Ice-induced Vibrations of Vertically Sided Model Structures

Abstract

Offshore wind energy has very recently begun expanding into subarctic regions with seasonally ice-infested waters like the Baltic Sea. For offshore wind turbines with conventional support structures such as monopiles and jackets that are typically flexible and vertically sided, the phenomenon known as ice-induced vibrations can develop. In response to the growing interest in offshore wind in the Baltic Sea and in further validating a state-of-the-art numerical model for ice-structure interaction, the Ice-induced Vibrations of Offshore Structures
(IVOS) project has been coordinated with the Hamburg Ship Model Basin (HSVA) and many academic and industry partners—including TU Delft and NTNU—in order to enhance understanding of the topic via a comprehensive laboratory testing campaign.
In this thesis, specific data are selected fromthe extensive IVOS Phase 2 tests such that a comparative analysis is performed between two different model-scale structures, one with circular cross-section and another with rectangular cross-section, that were subjected to ice-induced vibrations in the frequency lock-in regime. Preceding the comparative analysis, the data from the IVOS Phase 2 tests are organized into a database and post-processing tools are developed to facilitate further research by supplying analysis-ready data sets. Included in the post-processing tools is an attempt to determine ice-induced global loads from uncalibrated tactile sensor data, which offers insight into the relationship between the relative pressure distributions along the ice-structure interface and the ice-induced global forces on the model structure.
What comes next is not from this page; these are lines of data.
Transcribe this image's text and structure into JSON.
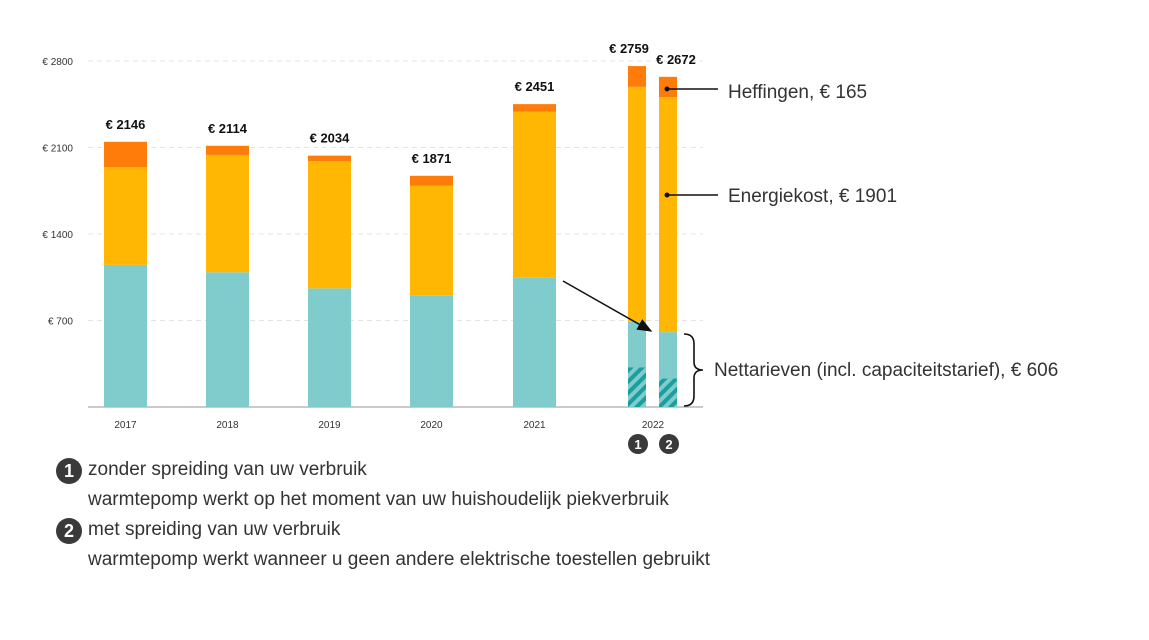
{
  "chart_data": {
    "type": "bar",
    "stacked": true,
    "categories": [
      "2017",
      "2018",
      "2019",
      "2020",
      "2021",
      "2022",
      "2022"
    ],
    "bar_markers": [
      "",
      "",
      "",
      "",
      "",
      "1",
      "2"
    ],
    "series": [
      {
        "name": "Nettarieven (incl. capaciteitstarief)",
        "color": "#80cccc",
        "values": [
          1150,
          1090,
          960,
          900,
          1045,
          690,
          606
        ]
      },
      {
        "name": "Energiekost",
        "color": "#ffb703",
        "values": [
          790,
          950,
          1030,
          890,
          1345,
          1901,
          1901
        ]
      },
      {
        "name": "Heffingen",
        "color": "#ff7b0a",
        "values": [
          206,
          74,
          44,
          81,
          61,
          168,
          165
        ]
      }
    ],
    "hatched_bottom": [
      0,
      0,
      0,
      0,
      0,
      320,
      230
    ],
    "totals": [
      "€ 2146",
      "€ 2114",
      "€ 2034",
      "€ 1871",
      "€ 2451",
      "€ 2759",
      "€ 2672"
    ],
    "x_tick_labels": [
      "2017",
      "2018",
      "2019",
      "2020",
      "2021",
      "2022"
    ],
    "y_ticks": [
      700,
      1400,
      2100,
      2800
    ],
    "y_tick_labels": [
      "€ 700",
      "€ 1400",
      "€ 2100",
      "€ 2800"
    ],
    "ylim": [
      0,
      2800
    ],
    "grid": true,
    "title": "",
    "xlabel": "",
    "ylabel": ""
  },
  "annotations": {
    "heffingen": "Heffingen, € 165",
    "energiekost": "Energiekost, € 1901",
    "nettarieven": "Nettarieven (incl. capaciteitstarief), € 606"
  },
  "notes": [
    {
      "marker": "1",
      "title": "zonder spreiding van uw verbruik",
      "subtitle": "warmtepomp werkt op het moment van uw huishoudelijk piekverbruik"
    },
    {
      "marker": "2",
      "title": "met spreiding van uw verbruik",
      "subtitle": "warmtepomp werkt wanneer u geen andere elektrische toestellen gebruikt"
    }
  ],
  "colors": {
    "grid": "#e3e3e3",
    "axis": "#b8b8b8",
    "hatch": "#1a9e9e",
    "arrow": "#111111",
    "badge": "#3a3a3a"
  }
}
The comparative analysis garnered qualitative information about the frequency lock-in regime and buckling failure of ice. It is observed that frequency lock-in vibrations usually persisted regardless of buckling events. For the frequency lock-in regime, the ice-induced global loads on the circular cross-section structure are generally lower than those for the rectangular cross-section structure. It is unclear whether the difference in global loads between the structures is caused by the difference in cross-sectional shape, other structural properties, ice properties, or combinations thereof. The analysis of the energy of the system is intriguing but does not offer lucid conclusions. However, the quasi-figure-eight pattern from the x-direction and derived y-direction structural displacements is an enlightening discovery that may explain inconsistencies in the energy of the system. Based on the general configuration of the test apparatus from the IVOS Phase 2 tests and the results from the comparative analysis, it can be concluded that ice-induced vibrations of the model-scale structures in the frequency lock-in regime should be regarded as a two-dimensional problem.